Oh, and turn your Walmart angst into a short story. Come on, I dare you.
I double dare you…..;)
Sorry for the all the complications with your Dad. It’s so hard when they’re not well. Praying for him and your sweet mama.
I think they should have a Cracker Barrel IN Walmart. Best (or worst) of both worlds in one place!
Too bad you couldn’t bottle some of that heat for next January…
thanks for the prayers and sweet words, “anonymous”!
love you.
yep, stace, traveling seems to be our junk food weakness! just can’t say no!
(to myself!)
and i just might get on that Walmart story. there’s almost too many good ones to know where to start…but i’m not one to give up on a dare…
Oh I’m sure it’s not just the bane of your existence.
Oh don’t be so sure of that.
Kathy, you are ON TO SOMETHING with the Cracker Barrel IN Walmart idea!!! OH my word!!! yes!
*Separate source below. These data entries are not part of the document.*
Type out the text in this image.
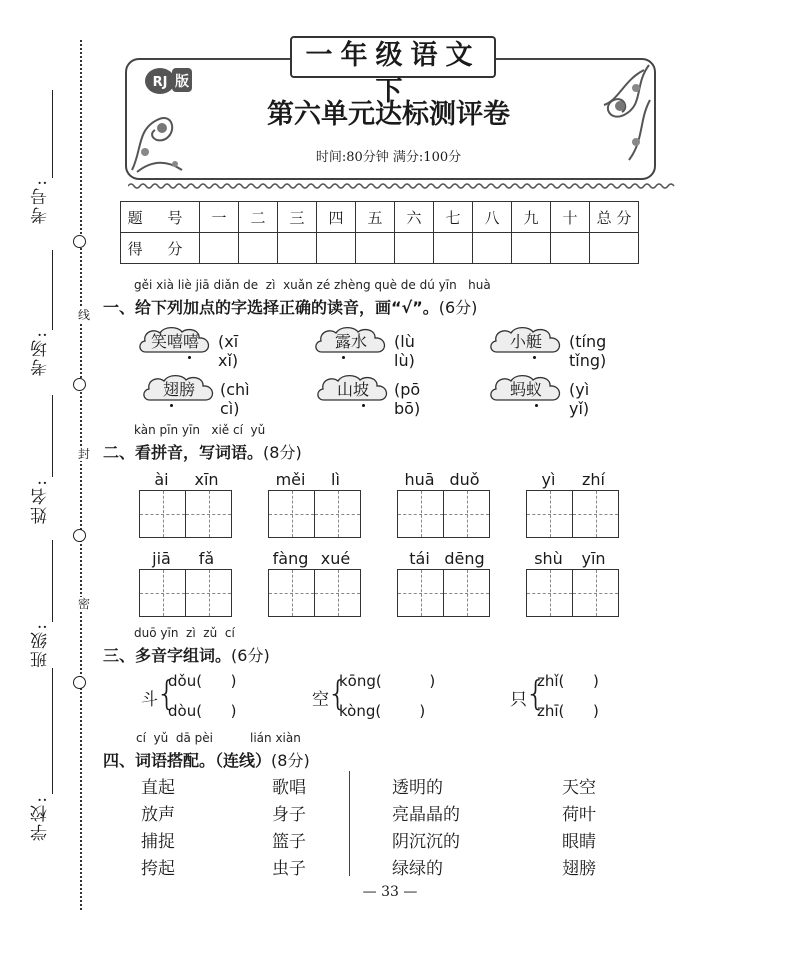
考号:
考场:
姓名:
班级:
学校:
线
封
密
一年级语文下
RJ 版
第六单元达标测评卷
时间:80分钟 满分:100分
题 号	一	二	三	四	五	六	七	八	九	十	总 分
得 分											
gěi xià liè jiā diǎn de  zì  xuǎn zé zhèng què de dú yīn   huà
一、给下列加点的字选择正确的读音，画“√”。(6分)
笑嘻嘻	(xī xǐ)
露水	(lù lù)
小艇	(tíng tǐng)
翅膀	(chì cì)
山坡	(pō bō)
蚂蚁	(yì yǐ)
kàn pīn yīn   xiě cí  yǔ
二、看拼音，写词语。(8分)
ài	xīn	měi	lì	huā duǒ	yì	zhí
jiā	fǎ	fàng xué	tái dēng	shù	yīn
duō yīn  zì  zǔ  cí
三、多音字组词。(6分)
斗
{
dǒu(      )
dòu(      )
空
{
kōng(          )
kòng(        )
只
{
zhǐ(      )
zhī(      )
cí  yǔ  dā pèi	lián xiàn
四、词语搭配。（连线）(8分)
直起
放声
捕捉
挎起
歌唱
身子
篮子
虫子
透明的
亮晶晶的
阴沉沉的
绿绿的
天空
荷叶
眼睛
翅膀
— 33 —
They really do go hand in hand somehow.
if i were your dad, your coming with your kids would make me feel so much joy. actually, i’m not your dad, and i feel so much joy whenever i see you guys. it must be really hard for both of you to live so far apart. glad you didn’t go to bonkers on your trip. and that heat thing…we’re kinda catching up with you. it’s beastly here!!! love you guys!!!
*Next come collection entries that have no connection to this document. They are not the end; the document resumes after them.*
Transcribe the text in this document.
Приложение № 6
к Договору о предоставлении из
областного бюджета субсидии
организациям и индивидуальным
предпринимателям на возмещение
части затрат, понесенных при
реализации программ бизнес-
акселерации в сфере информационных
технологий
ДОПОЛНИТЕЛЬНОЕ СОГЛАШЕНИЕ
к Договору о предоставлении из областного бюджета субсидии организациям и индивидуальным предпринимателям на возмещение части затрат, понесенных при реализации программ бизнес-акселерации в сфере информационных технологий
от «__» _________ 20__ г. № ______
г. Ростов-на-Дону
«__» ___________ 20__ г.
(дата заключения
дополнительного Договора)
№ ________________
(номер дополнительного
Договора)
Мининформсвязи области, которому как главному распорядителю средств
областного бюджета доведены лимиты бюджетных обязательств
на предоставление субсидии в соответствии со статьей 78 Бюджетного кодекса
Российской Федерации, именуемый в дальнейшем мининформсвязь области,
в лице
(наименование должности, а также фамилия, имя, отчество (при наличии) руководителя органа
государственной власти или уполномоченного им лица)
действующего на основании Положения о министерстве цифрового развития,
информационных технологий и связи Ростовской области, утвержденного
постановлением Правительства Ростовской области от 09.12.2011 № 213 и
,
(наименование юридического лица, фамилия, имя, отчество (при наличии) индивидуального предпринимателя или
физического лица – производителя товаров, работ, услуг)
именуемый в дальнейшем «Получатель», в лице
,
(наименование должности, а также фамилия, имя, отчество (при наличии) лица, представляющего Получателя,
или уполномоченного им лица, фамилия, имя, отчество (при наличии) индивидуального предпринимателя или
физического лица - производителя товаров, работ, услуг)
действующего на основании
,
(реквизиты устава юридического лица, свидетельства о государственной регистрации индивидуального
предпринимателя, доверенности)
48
I hope your Dad feels better soon!
your comments never cease to make me smile, terri.
i will need to see you soon when i get home~ i’m needing some of that joy. (because the feeling is mutual when i see you.) can’t believe it’s so hot in MN! crazy! love you. xoxo
thanks so much, rebecca!
Sorry to hear about your dad. I understand complicated. My dad has been battling medical issues for too many years also. Some even compare him to Job, which is not really a compliment, but at the same time is a true statement about his faith. My dad’s currently in the hospital with the threat of having his foot amputated. Seriously. Not the desirable outcome for anyone, and I hardly think it would solve his problems but in fact make them worse.
I’ll pray for yours if you pray for mine?
I feel similar about MO. My hubby thinks it would be an awesome place to move. I’d rather have gynecological appts everyday. I’ll stick with MN, even if it’s almost as hot as Hades here. (My a/c works just fine though.
)
Oh wow, you’re going through it too! YES, I will absolutely pray for your dad. So sorry he’s dealing with that. My dad has had the Job comparison too and I cringe because I think, “Oh no, that means there’s more than THIS?” But God is faithful right through all of it. And there was a happy ending finally with Job, although good grief, what he had to endure to get there. Lord willing, both our dads will come out all the better on the other side of this. I have to hope that anyway…
Stay cool! We have to go through MO to get to AR and I hear ya!